Prep the pork: Pat the tenderloins very dry with paper towels. Trim any silver skin if needed.
Dry meat browns better.
Make the marinade: In a bowl, whisk olive oil, Dijon, soy sauce, brown sugar, garlic, salt, pepper, smoked paprika, onion powder, and red pepper flakes.
Coat and rest: Rub the mixture evenly over both tenderloins. Let sit at room temperature for 20–30 minutes. This takes the chill off and helps tenderness.
Preheat and set up: Heat the oven to 400°F (204°C).
Place a heavy oven-safe skillet (cast iron works great) on the stove over medium-high heat.

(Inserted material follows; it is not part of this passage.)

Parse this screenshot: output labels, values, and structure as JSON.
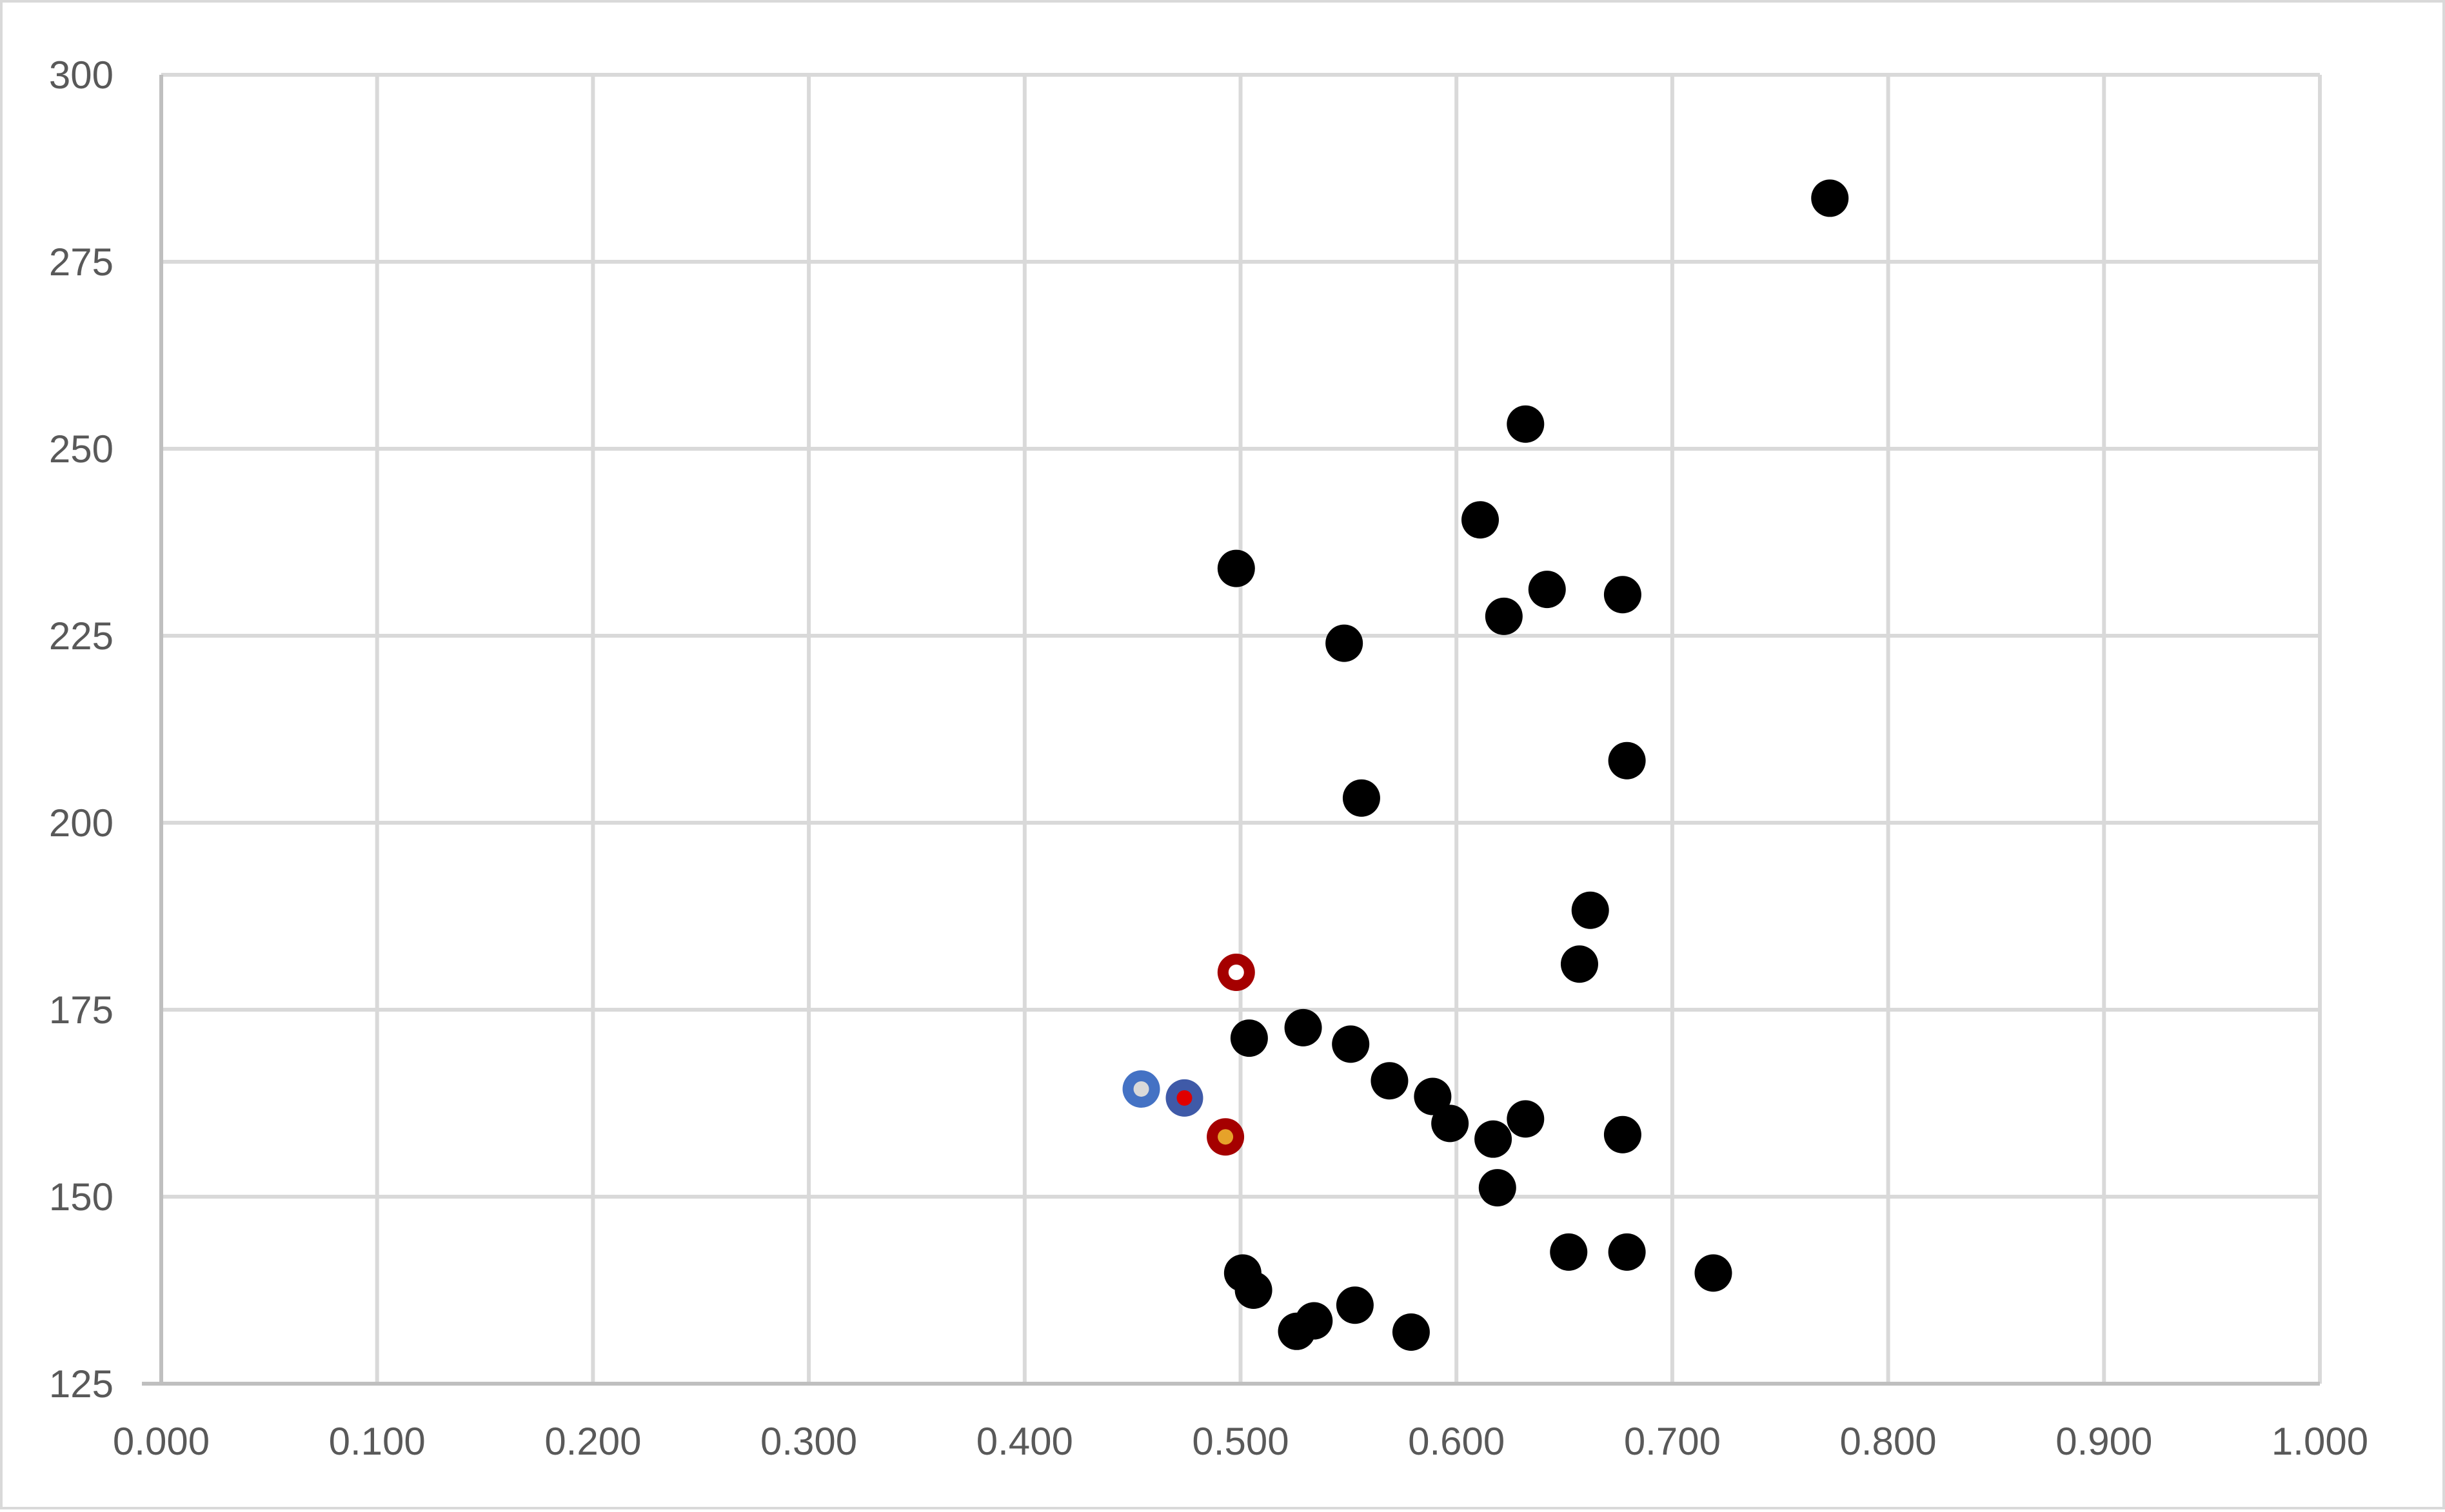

Sear the pork: Add a thin film of olive oil to the hot skillet. Sear the tenderloins 1–2 minutes per side until well browned all over. Don’t rush the browning.
Roast to temperature: If using herbs, tuck a few sprigs into the skillet.
Transfer the skillet to the oven and roast 10–15 minutes, or until the thickest part hits 140–145°F on an instant-read thermometer.
Rest properly: Move the pork to a cutting board and tent loosely with foil. Rest for 10 minutes. The temperature will rise a few degrees and the juices will redistribute.
Optional butter baste: While resting, melt 1 tablespoon butter in the hot skillet over low heat, scraping up any browned bits.
Spoon this over sliced pork for extra richness.
Slice and serve: Slice against the grain into 1/2-inch medallions. Finish with a squeeze of lemon if you like. Serve with your favorite sides.